In August 2013, Sorensen left Mesa and become Phoenix’s water services director. A little over a year later, Solano applied for a job as assistant water services director in Phoenix. Within two months, she was offered the job, with an annual salary of $119,000.
Solano’s practice of targeting employees fits a trend at the Water Services Department. Employees there who have spoken out say that upper management sets the tone for lower-level supervisors, fueling a cruel and toxic culture that touches everyone. For example, chats between low and mid-level supervisors in the customer service department, obtained through a public records request by a former employee and shared with New Times, show them deriding people they oversaw.

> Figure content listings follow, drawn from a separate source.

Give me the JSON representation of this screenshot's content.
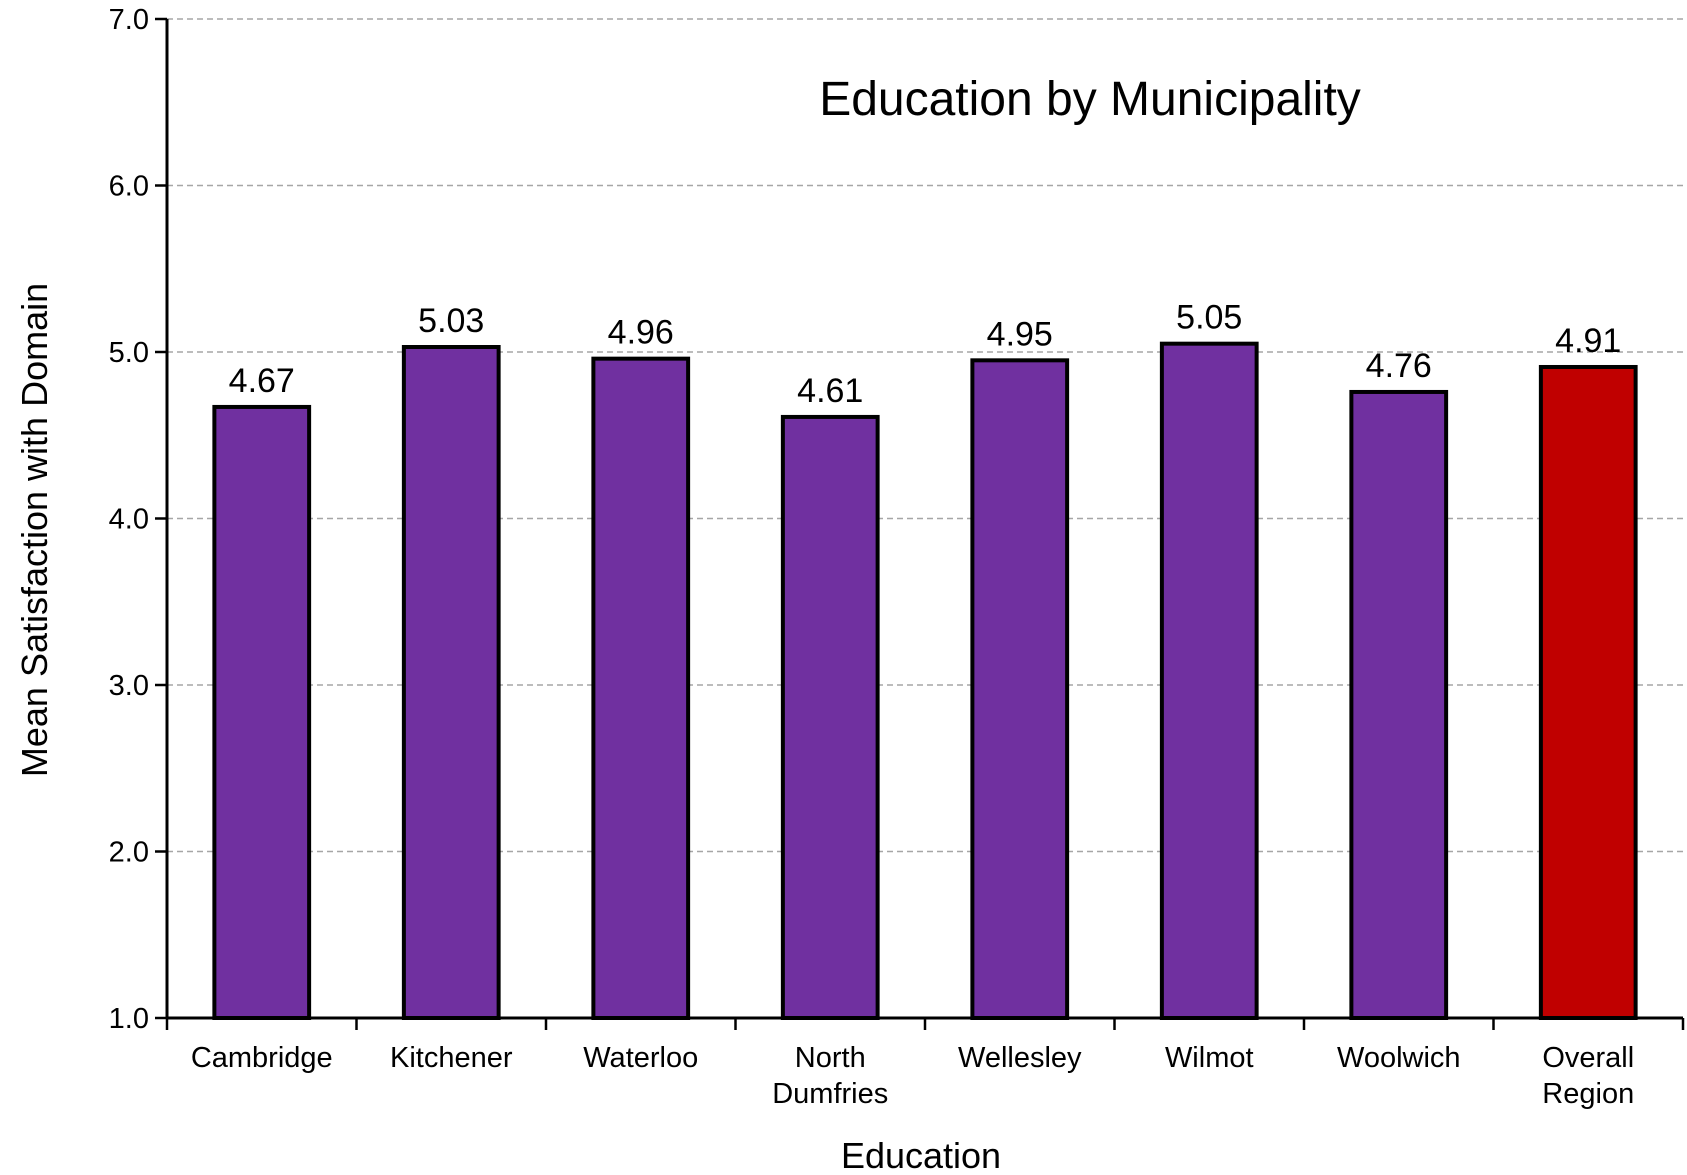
{
  "chart_data": {
    "type": "bar",
    "title": "Education by Municipality",
    "xlabel": "Education",
    "ylabel": "Mean Satisfaction with Domain",
    "ylim": [
      1.0,
      7.0
    ],
    "yticks": [
      "1.0",
      "2.0",
      "3.0",
      "4.0",
      "5.0",
      "6.0",
      "7.0"
    ],
    "categories": [
      [
        "Cambridge"
      ],
      [
        "Kitchener"
      ],
      [
        "Waterloo"
      ],
      [
        "North",
        "Dumfries"
      ],
      [
        "Wellesley"
      ],
      [
        "Wilmot"
      ],
      [
        "Woolwich"
      ],
      [
        "Overall",
        "Region"
      ]
    ],
    "values": [
      4.67,
      5.03,
      4.96,
      4.61,
      4.95,
      5.05,
      4.76,
      4.91
    ],
    "value_labels": [
      "4.67",
      "5.03",
      "4.96",
      "4.61",
      "4.95",
      "5.05",
      "4.76",
      "4.91"
    ],
    "bar_colors": [
      "#7030a0",
      "#7030a0",
      "#7030a0",
      "#7030a0",
      "#7030a0",
      "#7030a0",
      "#7030a0",
      "#c00000"
    ],
    "grid": true,
    "legend": "none"
  }
}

After overhearing two employees talk about bereavement leave, accountant Cynthia Chambers messaged her sister-in-law, Savannah Havier, who worked as a supervisor. Chambers ripped those employees by name as “seeking out more ‘free time.’”
Havier responded with a face-palm emoji, then wrote, “Your mom told me a story about an employee she had who’s [sic] mother passed away three times before HR finally told her no more”. Chambers replied that one employee "wants to just be off on bereavement if her third cousin twice removed passed."
In another conversation, this time between Chambers and assistant administrator Teresa Holguin, Holguin described employees at pay stations, who deal directly with customers, as “the worst of the worst.”
Those leaked chats also showed Chambers asking Havier (in jest, presumably), “Do you feel like setting the pay stations on fire and walking away yet?”
“All the time!” Havier responded.
The former employee, Reyna Aspericueta said, "I was just in shock about how managers were talking about us, the employees." She said she had worked for the water department in customer service for about 10 months, and had been picked on before being fired for making mistakes that other employees, who were not fired, also made.